Global CRO market to reach $71.7 billion by 2024, says research

A report suggests the need for novel therapies and cost-effective R&D will drive growth for contract research organisations, especially in Asia-Pacific.

scientists working in a lab

The global healthcare industry spent $167 billion on R&D in 2018. A research report has identified that pharma is continuing to externalise R&D operations to contract research organisations (CROs) and concluded that the Global CRO market will grow to reach a value of $71.7 billion by 2024.

A Frost & Sullivan report suggests that the Global CRO market, valued at $45.8 billion in 2018, is expected to grow at a CAGR of 7.9 percent, reaching $71.7 billion by 2024. The report suggested this is primarily due to the rising need for novel therapies to meet precision medicine needs.

“A rising prevalence of cancer and other chronic illnesses is promoting the need for outsourcing the requisite specialty trials, as a majority of the pharma players in this segment are either small or medium-sized organisations,” said Kamaljit Behera, Senior Industry Analyst, Transformational Health at Frost & Sullivan. “Specialty CROs can support these companies by providing cost-effective R&D options to develop these specialty therapies.”

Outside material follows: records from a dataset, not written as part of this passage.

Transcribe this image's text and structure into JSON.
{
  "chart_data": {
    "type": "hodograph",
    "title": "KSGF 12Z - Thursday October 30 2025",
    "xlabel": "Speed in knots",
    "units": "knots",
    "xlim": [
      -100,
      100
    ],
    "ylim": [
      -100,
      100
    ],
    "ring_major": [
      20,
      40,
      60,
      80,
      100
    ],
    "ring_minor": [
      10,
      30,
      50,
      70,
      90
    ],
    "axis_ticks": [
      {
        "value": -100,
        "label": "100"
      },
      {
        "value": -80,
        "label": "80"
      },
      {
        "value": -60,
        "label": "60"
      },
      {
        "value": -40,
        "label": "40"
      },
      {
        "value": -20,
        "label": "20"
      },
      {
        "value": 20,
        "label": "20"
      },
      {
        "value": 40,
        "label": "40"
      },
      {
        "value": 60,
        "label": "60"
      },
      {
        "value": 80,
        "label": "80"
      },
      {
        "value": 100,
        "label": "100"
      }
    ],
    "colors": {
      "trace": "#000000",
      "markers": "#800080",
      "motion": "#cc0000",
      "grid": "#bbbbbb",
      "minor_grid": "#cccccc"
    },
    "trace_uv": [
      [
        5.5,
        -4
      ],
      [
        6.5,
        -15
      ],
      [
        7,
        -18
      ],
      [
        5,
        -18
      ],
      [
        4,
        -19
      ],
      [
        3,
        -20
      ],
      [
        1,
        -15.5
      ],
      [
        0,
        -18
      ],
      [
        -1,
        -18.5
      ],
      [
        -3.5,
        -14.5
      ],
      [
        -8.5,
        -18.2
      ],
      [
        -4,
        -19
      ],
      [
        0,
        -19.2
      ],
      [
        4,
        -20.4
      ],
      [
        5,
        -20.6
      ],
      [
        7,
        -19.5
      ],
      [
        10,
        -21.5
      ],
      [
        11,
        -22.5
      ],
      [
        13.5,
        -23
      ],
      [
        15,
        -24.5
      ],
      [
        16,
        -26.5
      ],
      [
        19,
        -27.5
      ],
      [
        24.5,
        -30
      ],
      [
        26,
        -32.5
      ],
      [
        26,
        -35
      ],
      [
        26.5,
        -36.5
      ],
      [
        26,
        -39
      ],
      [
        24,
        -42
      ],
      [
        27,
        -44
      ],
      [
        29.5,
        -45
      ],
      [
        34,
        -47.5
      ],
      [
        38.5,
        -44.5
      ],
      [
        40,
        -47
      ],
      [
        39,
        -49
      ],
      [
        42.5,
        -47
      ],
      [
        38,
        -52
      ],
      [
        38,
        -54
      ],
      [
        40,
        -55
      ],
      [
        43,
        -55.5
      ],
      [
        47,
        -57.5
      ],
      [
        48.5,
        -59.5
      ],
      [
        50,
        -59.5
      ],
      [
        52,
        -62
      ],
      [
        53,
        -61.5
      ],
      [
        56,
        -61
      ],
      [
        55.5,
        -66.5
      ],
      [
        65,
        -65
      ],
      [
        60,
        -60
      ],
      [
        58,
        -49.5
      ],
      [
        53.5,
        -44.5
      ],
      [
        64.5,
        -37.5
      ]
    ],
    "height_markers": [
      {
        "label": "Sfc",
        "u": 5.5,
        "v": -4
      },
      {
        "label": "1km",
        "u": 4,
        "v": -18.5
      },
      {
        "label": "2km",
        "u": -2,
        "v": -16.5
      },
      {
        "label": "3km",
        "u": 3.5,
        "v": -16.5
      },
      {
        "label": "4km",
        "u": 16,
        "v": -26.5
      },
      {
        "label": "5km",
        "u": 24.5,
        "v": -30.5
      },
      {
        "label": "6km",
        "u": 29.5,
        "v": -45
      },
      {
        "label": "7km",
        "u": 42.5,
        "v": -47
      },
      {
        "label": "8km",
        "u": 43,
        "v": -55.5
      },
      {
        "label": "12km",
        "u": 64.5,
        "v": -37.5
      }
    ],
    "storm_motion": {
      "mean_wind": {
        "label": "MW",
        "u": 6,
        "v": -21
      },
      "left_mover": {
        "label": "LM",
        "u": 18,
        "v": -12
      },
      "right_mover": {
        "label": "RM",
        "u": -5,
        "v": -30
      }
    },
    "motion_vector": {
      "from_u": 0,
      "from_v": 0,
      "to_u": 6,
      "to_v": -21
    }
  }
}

The report offers analysis of the global clinical trials and research outsourcing market, forecast to 2024, and revealed the following:

  1. Europe is the main location for clinical trial activity, with over 7,000 clinical trials across multiple countries, surpassing that of North America
  2. Asia-Pacific will have the biggest growth, due to both cost advantage and the genetic diversity of the population base.

“Eastern and Southern European countries such as Lithuania, Bosnia and Poland are expected to lead clinical research in this region. Furthermore, higher patient populations in these regions support easy patient recruitment, hence making them conducive for conducting clinical trials,” noted Behera. “Digitisation will play a critical role in transforming the clinical trials model. In the future, more than competing for customers, it is critical for CROs to identify and establish partnerships with the right stakeholders to complement capabilities in evolving digitally-led patient-centric clinical trial designs.”

According to Frost & Sullivan, companies could explore the possibilities for growth in the following:

  • Integrative technology; eg, artificial intelligence or blockchain
  • eClinical solutions; eg, virtual clinical trials
  • specialist vendor collaborations
  • different therapy areas; eg, rare diseases or neurology.